Das, was Sie gerade beschreiben, klingt nach einem Familienunternehmer, der für seine Firma steht. Was ist denn etwa mit dem Finanzchef eines Konzerns?

Nicht-Eigentümer sind Funktionäre. Das ist nicht abwertend gemeint, sondern verantwortungsbezogen. Das Feindbild lautet jetzt stärker: "In den Unternehmen arbeiten anonyme Manager, die sich sagen, in fünf Jahren gehe ich mit fünf Millionen Euro nach Hause, wo ist das Problem?". Dieses Feindbild muss in den Unternehmen systematisch abgebaut werden. Menschen dürfen nicht von Menschen geführt oder gemanagt werden, mit denen sie sich charakterlich nicht vergleichen wollen.

Und sie sagen dann diesen Funktionären: "Wenn du Erfolg haben willst, musst du Vertrauen schaffen, sonst wird das nichts."?

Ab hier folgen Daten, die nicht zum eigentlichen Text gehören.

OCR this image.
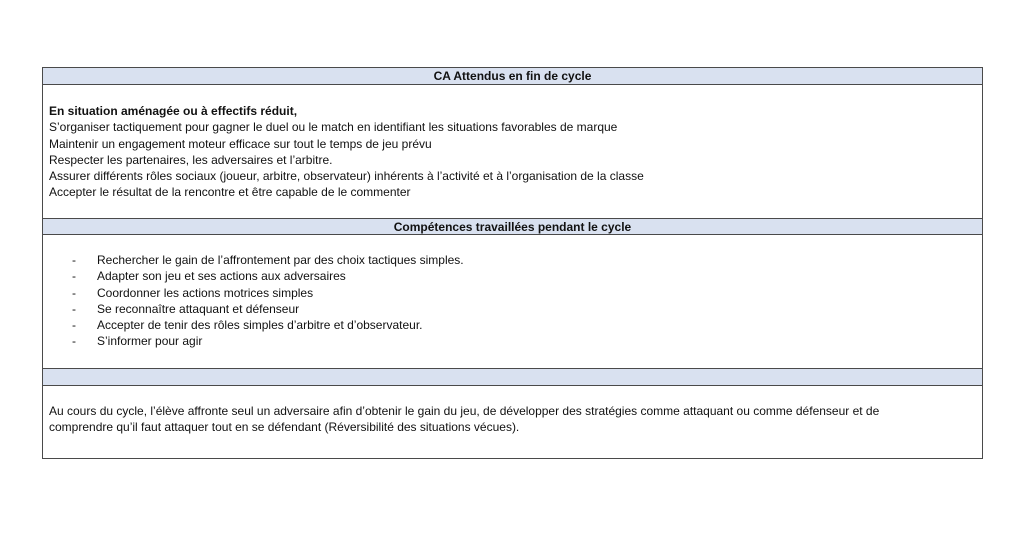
CA Attendus en fin de cycle
En situation aménagée ou à effectifs réduit,
S’organiser tactiquement pour gagner le duel ou le match en identifiant les situations favorables de marque
Maintenir un engagement moteur efficace sur tout le temps de jeu prévu
Respecter les partenaires, les adversaires et l’arbitre.
Assurer différents rôles sociaux (joueur, arbitre, observateur) inhérents à l’activité et à l’organisation de la classe
Accepter le résultat de la rencontre et être capable de le commenter
Compétences travaillées pendant le cycle
- Rechercher le gain de l’affrontement par des choix tactiques simples.
- Adapter son jeu et ses actions aux adversaires
- Coordonner les actions motrices simples
- Se reconnaître attaquant et défenseur
- Accepter de tenir des rôles simples d’arbitre et d’observateur.
- S’informer pour agir
Au cours du cycle, l’élève affronte seul un adversaire afin d’obtenir le gain du jeu, de développer des stratégies comme attaquant ou comme défenseur et de comprendre qu’il faut attaquer tout en se défendant (Réversibilité des situations vécues).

Um Erfolgsvertrauen zu schaffen, bedarf es einer überzeugenden und kommunizierbaren Strategie, die nach unten glaubhaft vermittelt werden kann. Um Beziehungsvertrauen zu schaffen, bedarf es der Sicherheit menschlichen Umgangs. Das sind keine leichten Hausaufgaben in der Krise. Es geht wesentlich darum, den Anstand erstrebenswert zu machen und das Menschliche nicht zu verachten. Der Mehrwert eines Menschen geht über seine Verwendbarkeit hinaus. Wenn das nicht passiert, werden Manager in der Krise keinen Erfolg haben. Die Gier hat eine Schlappe erlitten.